Chinese media reports say last year's ODIs totaled $52.1 billion and FDIs $92.4 billion.
By any measure, these amounts are staggering and explain why the world's third-largest economy in gross domestic product terms after the United States and Japan continues to grow even in these difficult times brought on by the global financial crisis.
In fact, the global slowdown, which has led to a decline in the prices of overseas resources, is only spurring more Chinese investments overseas.
Unlike in the past when it discouraged Chinese companies from making overseas ventures to preserve precious foreign exchange, the government is now doing the opposite.
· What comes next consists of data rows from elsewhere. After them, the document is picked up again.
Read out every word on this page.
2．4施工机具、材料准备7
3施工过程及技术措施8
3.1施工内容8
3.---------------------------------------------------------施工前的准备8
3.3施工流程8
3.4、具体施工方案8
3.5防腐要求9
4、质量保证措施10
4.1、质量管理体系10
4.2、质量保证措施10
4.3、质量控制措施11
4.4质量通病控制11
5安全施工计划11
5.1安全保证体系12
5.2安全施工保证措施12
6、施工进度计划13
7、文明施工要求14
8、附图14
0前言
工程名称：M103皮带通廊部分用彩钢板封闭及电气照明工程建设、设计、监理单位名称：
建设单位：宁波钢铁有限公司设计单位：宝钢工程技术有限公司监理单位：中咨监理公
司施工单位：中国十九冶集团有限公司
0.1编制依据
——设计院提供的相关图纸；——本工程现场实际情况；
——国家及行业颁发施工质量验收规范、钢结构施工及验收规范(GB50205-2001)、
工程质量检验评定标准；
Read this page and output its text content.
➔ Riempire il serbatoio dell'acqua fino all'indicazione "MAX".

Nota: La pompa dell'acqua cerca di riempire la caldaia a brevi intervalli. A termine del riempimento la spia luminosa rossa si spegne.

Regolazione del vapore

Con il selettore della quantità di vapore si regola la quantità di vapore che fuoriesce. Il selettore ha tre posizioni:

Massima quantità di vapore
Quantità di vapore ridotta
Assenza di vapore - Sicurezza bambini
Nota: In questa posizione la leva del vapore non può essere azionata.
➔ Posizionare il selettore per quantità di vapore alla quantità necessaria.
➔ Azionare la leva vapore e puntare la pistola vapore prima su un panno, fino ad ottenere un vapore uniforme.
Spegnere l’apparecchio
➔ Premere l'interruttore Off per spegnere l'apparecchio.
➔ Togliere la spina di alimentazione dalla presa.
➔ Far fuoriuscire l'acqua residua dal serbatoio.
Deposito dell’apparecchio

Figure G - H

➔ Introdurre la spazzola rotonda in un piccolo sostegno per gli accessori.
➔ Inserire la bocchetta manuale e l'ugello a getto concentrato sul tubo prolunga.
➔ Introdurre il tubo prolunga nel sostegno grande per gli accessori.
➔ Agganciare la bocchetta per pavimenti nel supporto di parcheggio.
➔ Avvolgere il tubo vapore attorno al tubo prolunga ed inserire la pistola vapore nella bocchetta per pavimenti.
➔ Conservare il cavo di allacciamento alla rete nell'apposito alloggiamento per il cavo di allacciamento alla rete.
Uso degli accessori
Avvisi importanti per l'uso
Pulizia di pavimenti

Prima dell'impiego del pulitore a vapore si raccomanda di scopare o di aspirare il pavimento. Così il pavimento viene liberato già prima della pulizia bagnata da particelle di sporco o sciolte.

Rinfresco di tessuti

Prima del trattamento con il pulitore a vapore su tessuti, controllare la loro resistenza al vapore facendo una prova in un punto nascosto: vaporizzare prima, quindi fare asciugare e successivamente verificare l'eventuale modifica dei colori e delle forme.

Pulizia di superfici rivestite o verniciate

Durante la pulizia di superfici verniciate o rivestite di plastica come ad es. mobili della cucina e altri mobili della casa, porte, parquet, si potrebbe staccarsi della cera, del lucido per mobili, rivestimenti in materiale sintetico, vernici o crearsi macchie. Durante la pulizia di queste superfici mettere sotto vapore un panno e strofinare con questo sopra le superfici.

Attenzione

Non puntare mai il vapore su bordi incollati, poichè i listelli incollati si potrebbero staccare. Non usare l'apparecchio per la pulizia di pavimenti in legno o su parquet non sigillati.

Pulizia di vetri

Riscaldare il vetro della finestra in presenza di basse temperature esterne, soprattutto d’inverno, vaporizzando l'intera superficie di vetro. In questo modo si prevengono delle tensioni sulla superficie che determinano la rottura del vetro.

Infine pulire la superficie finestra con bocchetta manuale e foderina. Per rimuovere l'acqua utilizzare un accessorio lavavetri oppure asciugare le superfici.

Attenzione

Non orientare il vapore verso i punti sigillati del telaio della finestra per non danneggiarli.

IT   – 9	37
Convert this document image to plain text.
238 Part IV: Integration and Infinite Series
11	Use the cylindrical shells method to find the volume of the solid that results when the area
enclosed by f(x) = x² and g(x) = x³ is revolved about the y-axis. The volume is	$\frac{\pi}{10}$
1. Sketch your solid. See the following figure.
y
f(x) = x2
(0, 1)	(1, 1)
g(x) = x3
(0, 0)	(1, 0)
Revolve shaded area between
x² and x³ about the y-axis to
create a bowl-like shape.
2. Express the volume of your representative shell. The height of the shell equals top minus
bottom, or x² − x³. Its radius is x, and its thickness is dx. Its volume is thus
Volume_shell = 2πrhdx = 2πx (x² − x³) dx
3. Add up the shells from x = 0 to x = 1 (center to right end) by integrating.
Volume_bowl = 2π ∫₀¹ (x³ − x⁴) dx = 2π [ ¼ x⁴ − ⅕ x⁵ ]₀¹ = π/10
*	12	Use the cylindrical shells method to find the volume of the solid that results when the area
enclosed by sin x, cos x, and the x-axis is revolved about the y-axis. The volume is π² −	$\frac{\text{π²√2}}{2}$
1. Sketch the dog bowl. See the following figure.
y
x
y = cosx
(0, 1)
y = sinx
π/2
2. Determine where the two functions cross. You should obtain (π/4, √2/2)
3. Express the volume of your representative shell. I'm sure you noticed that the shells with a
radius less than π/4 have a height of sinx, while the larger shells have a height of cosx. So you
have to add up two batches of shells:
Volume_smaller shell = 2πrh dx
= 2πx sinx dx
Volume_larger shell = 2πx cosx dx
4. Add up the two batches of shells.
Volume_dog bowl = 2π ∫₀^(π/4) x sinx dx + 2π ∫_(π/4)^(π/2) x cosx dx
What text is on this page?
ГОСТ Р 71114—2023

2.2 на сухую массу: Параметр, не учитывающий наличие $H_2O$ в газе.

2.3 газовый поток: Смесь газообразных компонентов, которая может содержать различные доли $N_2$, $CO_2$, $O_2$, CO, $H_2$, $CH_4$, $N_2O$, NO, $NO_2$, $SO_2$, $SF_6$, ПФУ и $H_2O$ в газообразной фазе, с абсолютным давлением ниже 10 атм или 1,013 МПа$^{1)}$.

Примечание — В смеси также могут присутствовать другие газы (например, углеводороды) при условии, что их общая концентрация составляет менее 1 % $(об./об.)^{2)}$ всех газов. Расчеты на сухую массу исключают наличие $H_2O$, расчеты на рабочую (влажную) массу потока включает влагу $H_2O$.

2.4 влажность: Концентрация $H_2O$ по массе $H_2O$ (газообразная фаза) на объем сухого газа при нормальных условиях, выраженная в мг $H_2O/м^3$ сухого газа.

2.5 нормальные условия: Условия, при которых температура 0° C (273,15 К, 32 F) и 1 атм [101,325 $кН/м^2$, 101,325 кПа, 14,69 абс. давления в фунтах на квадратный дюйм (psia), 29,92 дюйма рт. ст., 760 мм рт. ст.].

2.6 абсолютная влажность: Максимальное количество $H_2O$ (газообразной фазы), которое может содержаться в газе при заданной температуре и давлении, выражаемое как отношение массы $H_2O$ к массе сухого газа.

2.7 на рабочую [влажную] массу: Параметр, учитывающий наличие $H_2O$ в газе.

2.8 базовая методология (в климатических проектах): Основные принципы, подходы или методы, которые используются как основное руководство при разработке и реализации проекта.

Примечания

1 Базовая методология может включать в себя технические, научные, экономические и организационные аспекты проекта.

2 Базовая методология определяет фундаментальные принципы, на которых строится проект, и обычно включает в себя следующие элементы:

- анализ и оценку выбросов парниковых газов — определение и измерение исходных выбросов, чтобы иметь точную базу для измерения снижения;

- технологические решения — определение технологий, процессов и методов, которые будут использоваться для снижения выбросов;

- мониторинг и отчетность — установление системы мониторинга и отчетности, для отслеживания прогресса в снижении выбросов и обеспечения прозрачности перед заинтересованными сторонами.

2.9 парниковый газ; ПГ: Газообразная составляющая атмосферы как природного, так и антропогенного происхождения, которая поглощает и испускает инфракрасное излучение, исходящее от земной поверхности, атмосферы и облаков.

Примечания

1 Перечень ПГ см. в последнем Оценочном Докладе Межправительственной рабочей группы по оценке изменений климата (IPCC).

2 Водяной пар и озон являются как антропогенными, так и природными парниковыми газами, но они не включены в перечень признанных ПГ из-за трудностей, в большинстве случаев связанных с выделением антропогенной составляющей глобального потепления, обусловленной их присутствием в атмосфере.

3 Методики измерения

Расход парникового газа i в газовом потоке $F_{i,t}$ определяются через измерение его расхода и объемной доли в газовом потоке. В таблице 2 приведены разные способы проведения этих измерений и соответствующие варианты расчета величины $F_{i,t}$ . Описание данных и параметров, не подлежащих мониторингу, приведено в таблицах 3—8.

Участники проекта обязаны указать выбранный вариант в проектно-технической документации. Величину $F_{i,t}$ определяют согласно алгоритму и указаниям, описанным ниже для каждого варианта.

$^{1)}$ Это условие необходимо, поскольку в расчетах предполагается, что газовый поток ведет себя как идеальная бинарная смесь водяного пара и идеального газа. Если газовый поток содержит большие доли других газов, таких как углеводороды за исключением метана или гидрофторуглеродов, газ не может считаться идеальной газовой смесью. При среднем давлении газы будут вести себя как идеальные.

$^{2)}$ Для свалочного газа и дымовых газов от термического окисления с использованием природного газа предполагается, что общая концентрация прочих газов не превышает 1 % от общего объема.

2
A China Daily report Thursday focused on whether China's ODIs will soon overtake its FDIs and quoted officials and experts as saying it was unlikely at least this year partly because Chinalco, or the Aluminum Company of China, had failed in its $19.5 billion bid to boost its stake in Rio Tinto, the giant Anglo-Australian mining company.
Also, the report said that even though Chinese National Petroleum Corp. along with British Petroleum, had won a bid to develop Iraq's biggest oilfield, it wouldn't significantly increase China's overall ODI this year because deals concluded in the previous months were of "small volume."
In other high profile acquisitions, Sichuan Tengzhong Heavy Industrial Machinery took over U.S. auto giant General Motors' Hummer brand.
Beginning Aug. 1, the Chinese government plans to relax foreign exchange curbs to allow firms to invest abroad, with up to $30 billion expected to flow out.
Chinese experts say with many foreign firms hurt by recession eager to sell their assets, they expect a wave of Chinese ODI outflows.
On the other side, China is also taking measures to arrest the decline in FDI flows into the country. The plan is to relax restrictions on foreign investment, the commerce ministry has said.
China's foreign direct investments in May totaled $6.38 billion, down 17.8 percent from the same month of last year. The May figure was the eighth consecutive monthly decline but wasn't as steep as April's 22.5 percent on a yearly basis. FDIs in the first five months totaled $34.05 billion, down 20.4 percent from the same period of last year.
The government also wants to invite foreign-funded companies to be listed in the country. The plan, which is also an effort to build Shanghai into a major international financial hub, calls for high-quality foreign firms to go public in China.
In fact, some domestically incorporated foreign banks have already announced plans to issue yuan-denominated bonds.